We analyzed the protein expression levels of 23 selected biomarkers in a TMA representative for 1414 CRC patients. A Spearman’s correlation matrix was built to analyse the interactions between the immunomarkers and the clinico-pathological characteristics. Several hazard Cox regression models were applied to investigate the prognostic impact of the identified clusters.

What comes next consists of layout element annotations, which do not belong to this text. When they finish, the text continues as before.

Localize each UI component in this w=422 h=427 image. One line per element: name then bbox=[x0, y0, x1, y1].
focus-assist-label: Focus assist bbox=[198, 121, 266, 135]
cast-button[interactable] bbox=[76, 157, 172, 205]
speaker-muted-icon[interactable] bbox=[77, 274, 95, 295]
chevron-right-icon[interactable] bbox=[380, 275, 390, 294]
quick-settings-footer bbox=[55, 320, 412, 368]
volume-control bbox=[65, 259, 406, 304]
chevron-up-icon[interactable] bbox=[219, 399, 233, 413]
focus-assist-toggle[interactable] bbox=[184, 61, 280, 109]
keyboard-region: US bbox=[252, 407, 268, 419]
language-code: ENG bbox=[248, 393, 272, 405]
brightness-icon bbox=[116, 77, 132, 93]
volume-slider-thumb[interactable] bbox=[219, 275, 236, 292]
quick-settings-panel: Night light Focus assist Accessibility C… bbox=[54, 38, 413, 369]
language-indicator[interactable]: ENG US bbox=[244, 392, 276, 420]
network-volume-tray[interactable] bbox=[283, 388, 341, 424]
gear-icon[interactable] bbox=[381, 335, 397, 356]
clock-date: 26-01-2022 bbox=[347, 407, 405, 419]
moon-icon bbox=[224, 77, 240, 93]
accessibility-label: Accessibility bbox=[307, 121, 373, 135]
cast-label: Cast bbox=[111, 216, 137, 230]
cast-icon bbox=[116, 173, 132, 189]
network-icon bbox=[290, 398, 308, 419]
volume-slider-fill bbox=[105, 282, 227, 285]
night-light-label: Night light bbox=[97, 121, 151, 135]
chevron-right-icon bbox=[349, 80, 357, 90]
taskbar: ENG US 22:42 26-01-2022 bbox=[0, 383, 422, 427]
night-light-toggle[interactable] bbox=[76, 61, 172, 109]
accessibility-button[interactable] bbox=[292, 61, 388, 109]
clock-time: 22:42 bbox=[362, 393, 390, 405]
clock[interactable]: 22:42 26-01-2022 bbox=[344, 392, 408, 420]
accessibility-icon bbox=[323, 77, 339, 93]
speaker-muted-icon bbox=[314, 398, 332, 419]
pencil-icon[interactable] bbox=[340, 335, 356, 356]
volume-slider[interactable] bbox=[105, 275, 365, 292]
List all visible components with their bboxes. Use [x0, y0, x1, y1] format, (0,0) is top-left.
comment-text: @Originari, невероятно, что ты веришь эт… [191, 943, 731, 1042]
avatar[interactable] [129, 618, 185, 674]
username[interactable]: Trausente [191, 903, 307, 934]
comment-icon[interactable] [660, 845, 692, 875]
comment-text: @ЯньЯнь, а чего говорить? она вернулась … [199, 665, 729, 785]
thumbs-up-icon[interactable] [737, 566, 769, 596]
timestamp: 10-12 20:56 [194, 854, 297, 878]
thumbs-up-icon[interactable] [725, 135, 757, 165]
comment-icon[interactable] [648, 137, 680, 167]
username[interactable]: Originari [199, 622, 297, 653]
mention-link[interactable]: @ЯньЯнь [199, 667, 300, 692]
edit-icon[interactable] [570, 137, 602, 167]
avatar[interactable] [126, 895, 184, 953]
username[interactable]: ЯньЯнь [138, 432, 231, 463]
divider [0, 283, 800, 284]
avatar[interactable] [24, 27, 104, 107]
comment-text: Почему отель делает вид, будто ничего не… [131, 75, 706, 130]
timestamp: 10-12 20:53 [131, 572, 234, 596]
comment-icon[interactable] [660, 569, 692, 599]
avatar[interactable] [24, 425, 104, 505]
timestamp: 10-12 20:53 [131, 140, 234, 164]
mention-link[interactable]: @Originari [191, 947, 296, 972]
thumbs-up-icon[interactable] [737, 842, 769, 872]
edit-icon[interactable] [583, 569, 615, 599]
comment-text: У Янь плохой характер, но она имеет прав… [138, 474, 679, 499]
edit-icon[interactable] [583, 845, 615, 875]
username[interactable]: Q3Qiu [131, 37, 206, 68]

Based on a modest to strong spearman’s correlation (r>0.35) we could identify the following clusters of biomarkers: MPO, CD15, IL-17 (A); CD68, CD16, CD66b (B); Granzyme, CD8, TIA-1 (C); CD3, CD57, MUM1 (D); TIL, IL-22/TIL, CXCR4 (E). With respect to survival, the Cox regression analyses in our cohort display CD8 still as major independent prognostic factor on top of the clinic-pathological features with (HR 0.70; 95% CI 0.56-0.88; p=0.002). Of interest however are the results obtained using model C. In this model TIA-1 expression showed an independent value, higher levels being also associated with good prognosis (HR 0.65; 95% CI 0.49-0.88; p=0.004 ) letting hypothesize that the presence of TIA-1 highly expressing cells might eliminate cytotoxic lymphocytes.
In our multimarker analyses, high expression of TIA-1 and of CD8 were found to be the most strongly associated immunomarkers with good prognosis independently from the clinicopathological feature of the CRC patients. We plan to validate our findings by the analysis of TCGA data.